Weirdly enough, in most of the Evangelical churches I’ve been to, when new Christians wanna learn to pray, we don’t always point ’em to the Lord’s Prayer. We point them to our prayer groups.

Why’s this? Well, there’s a weird Evangelical stigma about rote prayer. It’s because a lot of Evangelicals grew up in churches which prayed a lot of pre-written, canned material, and it felt like dead religion to them, and they prefer living religion. So, out went the rote prayers. Their only prayers are spontaneous. Sometimes they won’t even pray biblical rote prayers, like the psalms or Lord’s Prayer.

The down side? The only prayer examples they see aren’t from the bible, but from their fellow Christians. Some of whom don’t even read the bible.
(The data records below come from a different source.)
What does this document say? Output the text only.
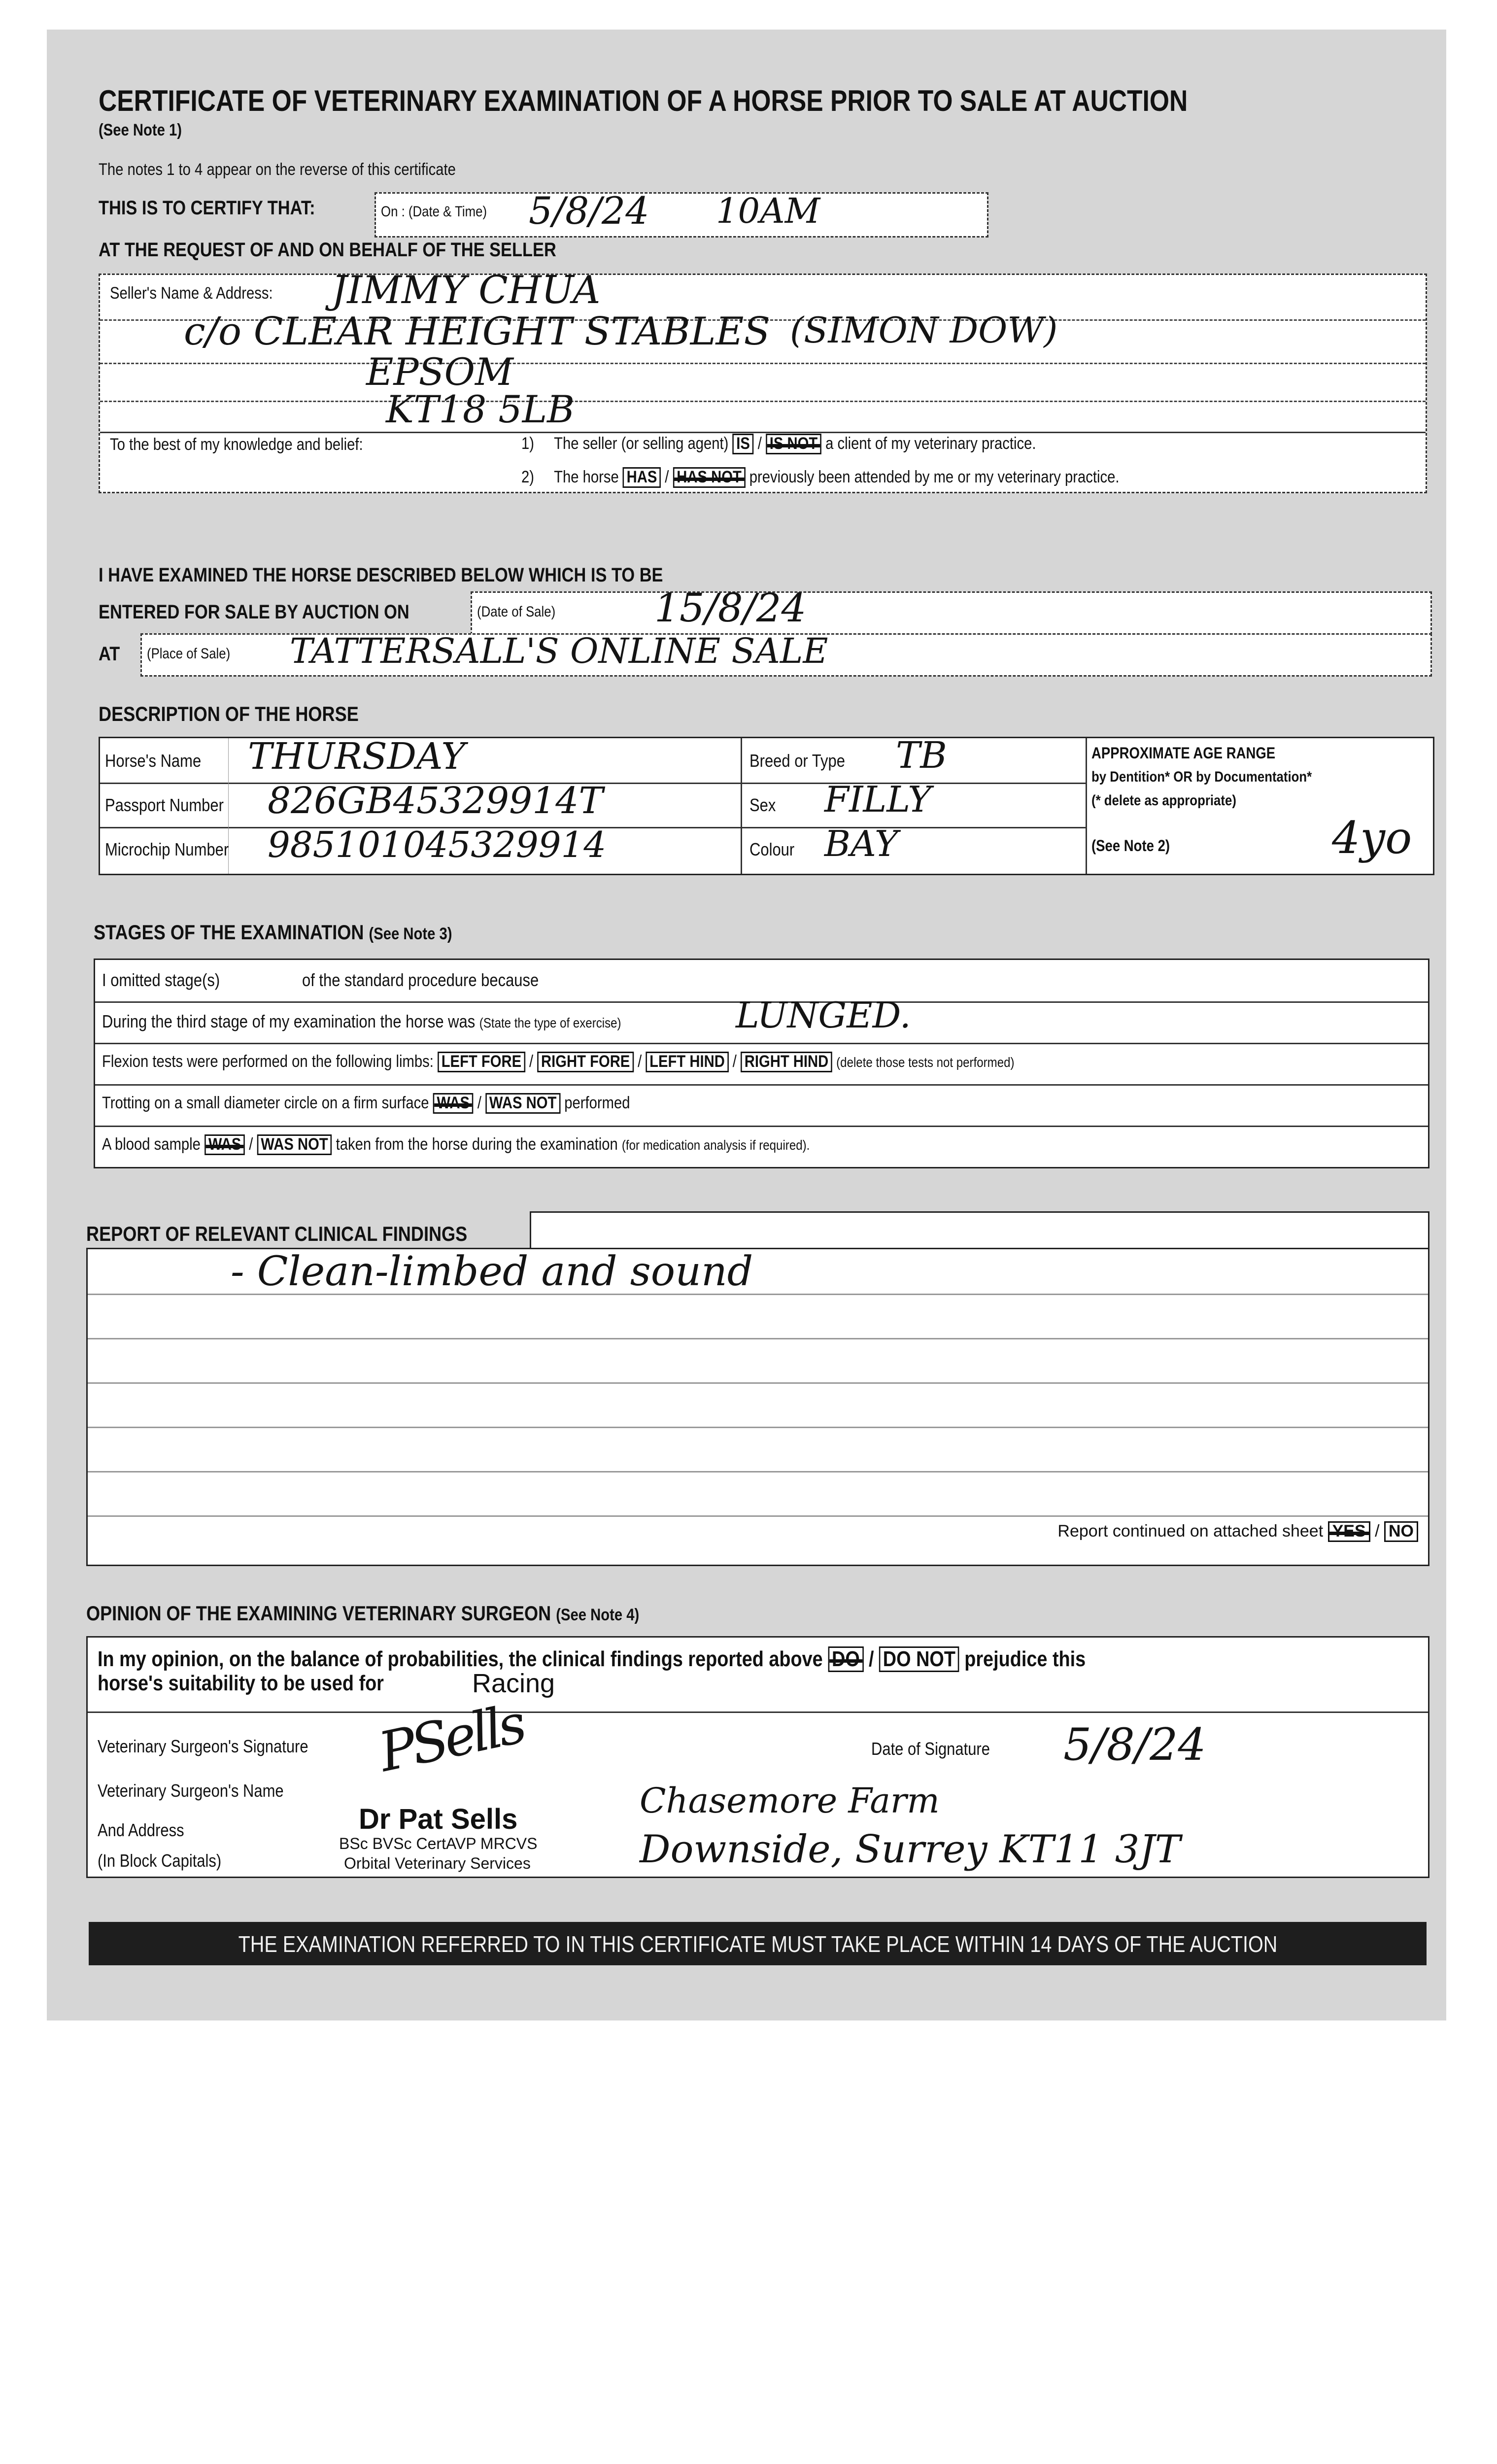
CERTIFICATE OF VETERINARY EXAMINATION OF A HORSE PRIOR TO SALE AT AUCTION
(See Note 1)
The notes 1 to 4 appear on the reverse of this certificate
THIS IS TO CERTIFY THAT:	On : (Date & Time)	5/8/24 10AM
AT THE REQUEST OF AND ON BEHALF OF THE SELLER
Seller's Name & Address:	JIMMY CHUA
c/o CLEAR HEIGHT STABLES (SIMON DOW)
EPSOM
KT18 5LB
To the best of my knowledge and belief:	1) The seller (or selling agent) IS / IS NOT a client of my veterinary practice.
2) The horse HAS / HAS NOT previously been attended by me or my veterinary practice.
I HAVE EXAMINED THE HORSE DESCRIBED BELOW WHICH IS TO BE
ENTERED FOR SALE BY AUCTION ON	(Date of Sale)	15/8/24
AT (Place of Sale)	TATTERSALL'S ONLINE SALE
DESCRIPTION OF THE HORSE
Horse's Name	THURSDAY
Passport Number	826GB45329914T
Microchip Number	985101045329914
Breed or Type	TB
Sex FILLY
Colour BAY
APPROXIMATE AGE RANGE
by Dentition* OR by Documentation*
(* delete as appropriate)
(See Note 2)	4yo
STAGES OF THE EXAMINATION (See Note 3)
I omitted stage(s)	of the standard procedure because
During the third stage of my examination the horse was (State the type of exercise)	LUNGED.
Flexion tests were performed on the following limbs: LEFT FORE / RIGHT FORE / LEFT HIND / RIGHT HIND (delete those tests not performed)
Trotting on a small diameter circle on a firm surface WAS / WAS NOT performed
A blood sample WAS / WAS NOT taken from the horse during the examination (for medication analysis if required).
REPORT OF RELEVANT CLINICAL FINDINGS
- Clean-limbed and sound
Report continued on attached sheet YES / NO
OPINION OF THE EXAMINING VETERINARY SURGEON (See Note 4)
In my opinion, on the balance of probabilities, the clinical findings reported above DO / DO NOT prejudice this
horse's suitability to be used for	Racing
Veterinary Surgeon's Signature	PSells	Date of Signature	5/8/24
Veterinary Surgeon's Name
And Address
(In Block Capitals)
Dr Pat Sells
BSc BVSc CertAVP MRCVS
Orbital Veterinary Services
Chasemore Farm
Downside, Surrey KT11 3JT
THE EXAMINATION REFERRED TO IN THIS CERTIFICATE MUST TAKE PLACE WITHIN 14 DAYS OF THE AUCTION
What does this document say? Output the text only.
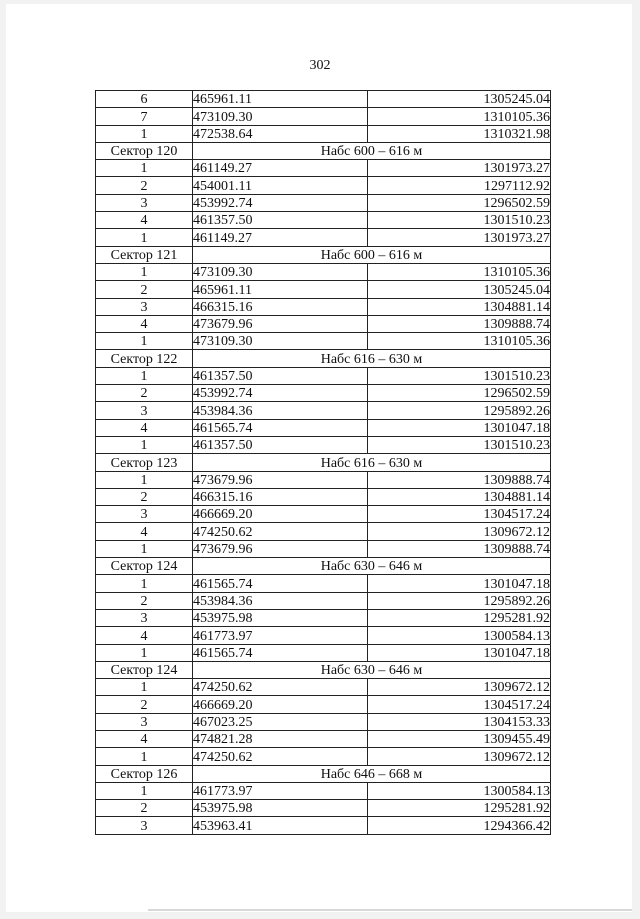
302
6	465961.11	1305245.04
7	473109.30	1310105.36
1	472538.64	1310321.98
Сектор 120	Набс 600 – 616 м	
1	461149.27	1301973.27
2	454001.11	1297112.92
3	453992.74	1296502.59
4	461357.50	1301510.23
1	461149.27	1301973.27
Сектор 121	Набс 600 – 616 м	
1	473109.30	1310105.36
2	465961.11	1305245.04
3	466315.16	1304881.14
4	473679.96	1309888.74
1	473109.30	1310105.36
Сектор 122	Набс 616 – 630 м	
1	461357.50	1301510.23
2	453992.74	1296502.59
3	453984.36	1295892.26
4	461565.74	1301047.18
1	461357.50	1301510.23
Сектор 123	Набс 616 – 630 м	
1	473679.96	1309888.74
2	466315.16	1304881.14
3	466669.20	1304517.24
4	474250.62	1309672.12
1	473679.96	1309888.74
Сектор 124	Набс 630 – 646 м	
1	461565.74	1301047.18
2	453984.36	1295892.26
3	453975.98	1295281.92
4	461773.97	1300584.13
1	461565.74	1301047.18
Сектор 124	Набс 630 – 646 м	
1	474250.62	1309672.12
2	466669.20	1304517.24
3	467023.25	1304153.33
4	474821.28	1309455.49
1	474250.62	1309672.12
Сектор 126	Набс 646 – 668 м	
1	461773.97	1300584.13
2	453975.98	1295281.92
3	453963.41	1294366.42
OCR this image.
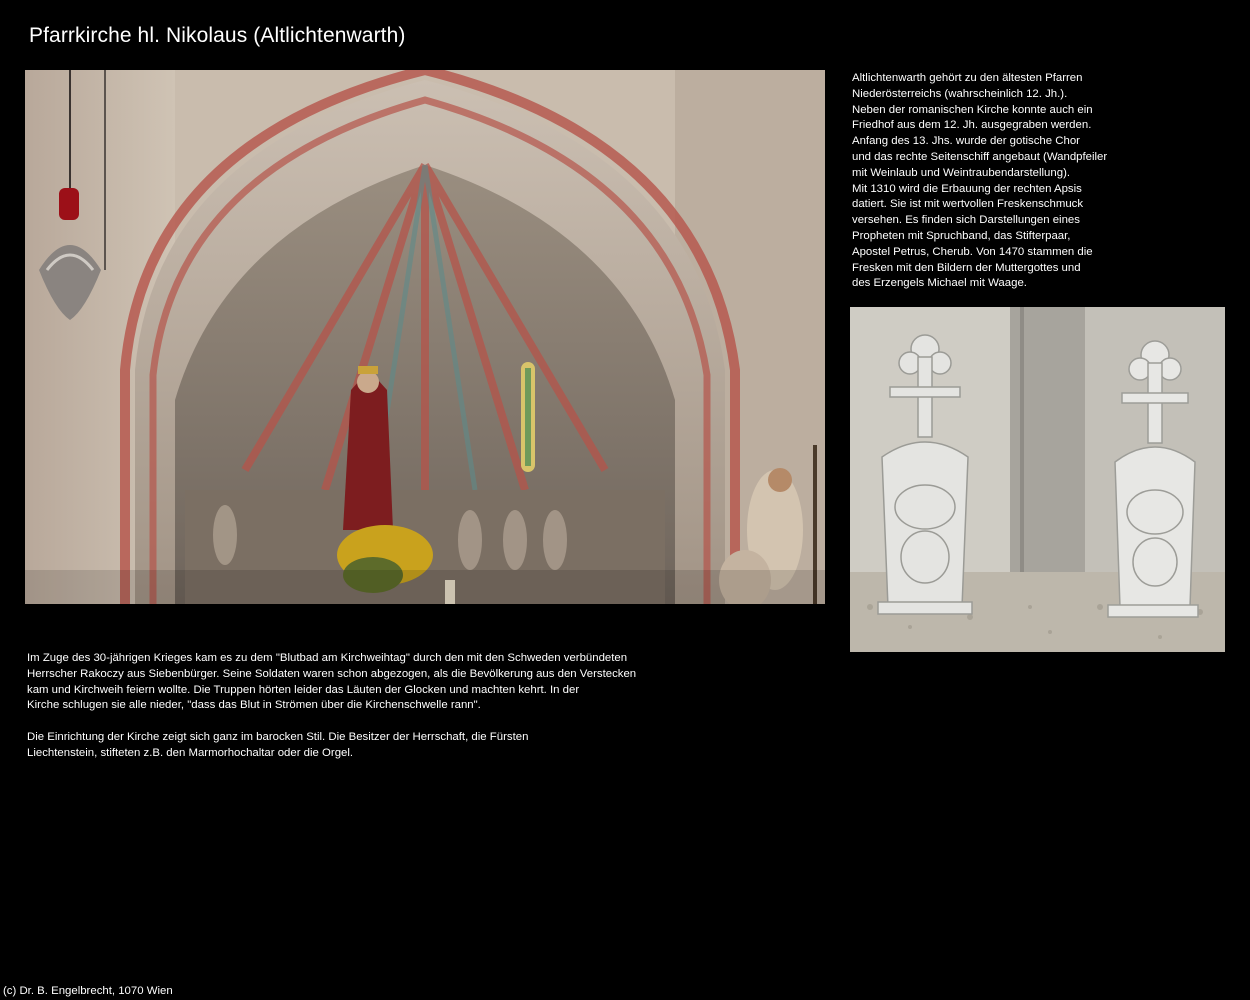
Pfarrkirche hl. Nikolaus (Altlichtenwarth)
Altlichtenwarth gehört zu den ältesten Pfarren
Niederösterreichs (wahrscheinlich 12. Jh.).
Neben der romanischen Kirche konnte auch ein
Friedhof aus dem 12. Jh. ausgegraben werden.
Anfang des 13. Jhs. wurde der gotische Chor
und das rechte Seitenschiff angebaut (Wandpfeiler
mit Weinlaub und Weintraubendarstellung).
Mit 1310 wird die Erbauung der rechten Apsis
datiert. Sie ist mit wertvollen Freskenschmuck
versehen. Es finden sich Darstellungen eines
Propheten mit Spruchband, das Stifterpaar,
Apostel Petrus, Cherub. Von 1470 stammen die
Fresken mit den Bildern der Muttergottes und
des Erzengels Michael mit Waage.
Im Zuge des 30-jährigen Krieges kam es zu dem "Blutbad am Kirchweihtag" durch den mit den Schweden verbündeten
Herrscher Rakoczy aus Siebenbürger. Seine Soldaten waren schon abgezogen, als die Bevölkerung aus den Verstecken
kam und Kirchweih feiern wollte. Die Truppen hörten leider das Läuten der Glocken und machten kehrt. In der
Kirche schlugen sie alle nieder, "dass das Blut in Strömen über die Kirchenschwelle rann".
Die Einrichtung der Kirche zeigt sich ganz im barocken Stil. Die Besitzer der Herrschaft, die Fürsten
Liechtenstein, stifteten z.B. den Marmorhochaltar oder die Orgel.
(c) Dr. B. Engelbrecht, 1070 Wien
All their prayer behavior comes from mimicking other Christians, and after enough decades in an echo chamber of babbling pagan hypocrisy… well, you remember Jesus’s wisecrack about tying a millstone round children’s necks and tossing them in the Mediterranean. Mk 9.42 Better they not pray at all, than pray like some of us hypocrites.

What to do? Well, if our bible studies and prayer groups don’t spend any time talking about how to pray more effectively (meaning like God wants), it’s time to fix those groups. Drop the showing off, ditch the mini-sermons in disguise, quit padding and overcomplicating, and get bold. Talk about what really works, and what really doesn’t. Get honest.

And keep pointing back to the Lord’s Prayer.

Jesus taught this rote prayer. He wants us to recite it. Education in Jesus’s day—same as ours—meant memorization. He wanted his students to put this prayer in their brains. (Since the gospels weren’t written down for another three decades after Jesus taught this, obviously his students did as he wanted!) The Lord’s Prayer is the model for how Jesus wants us to pray, and base our own prayers upon. So if we’re gonna learn to pray properly and effectively, we gotta practice with the Lord’s Prayer.

It’s like training wheels. When people first learn to ride a bicycle, and haven’t yet learned to balance the bike upright all the time, a lot of us use training wheels which always hold the bike upright. The Lord’s Prayer isn’t only training wheels. But it definitely does the job of keeping our prayers upright. When in doubt, return to Jesus’s words.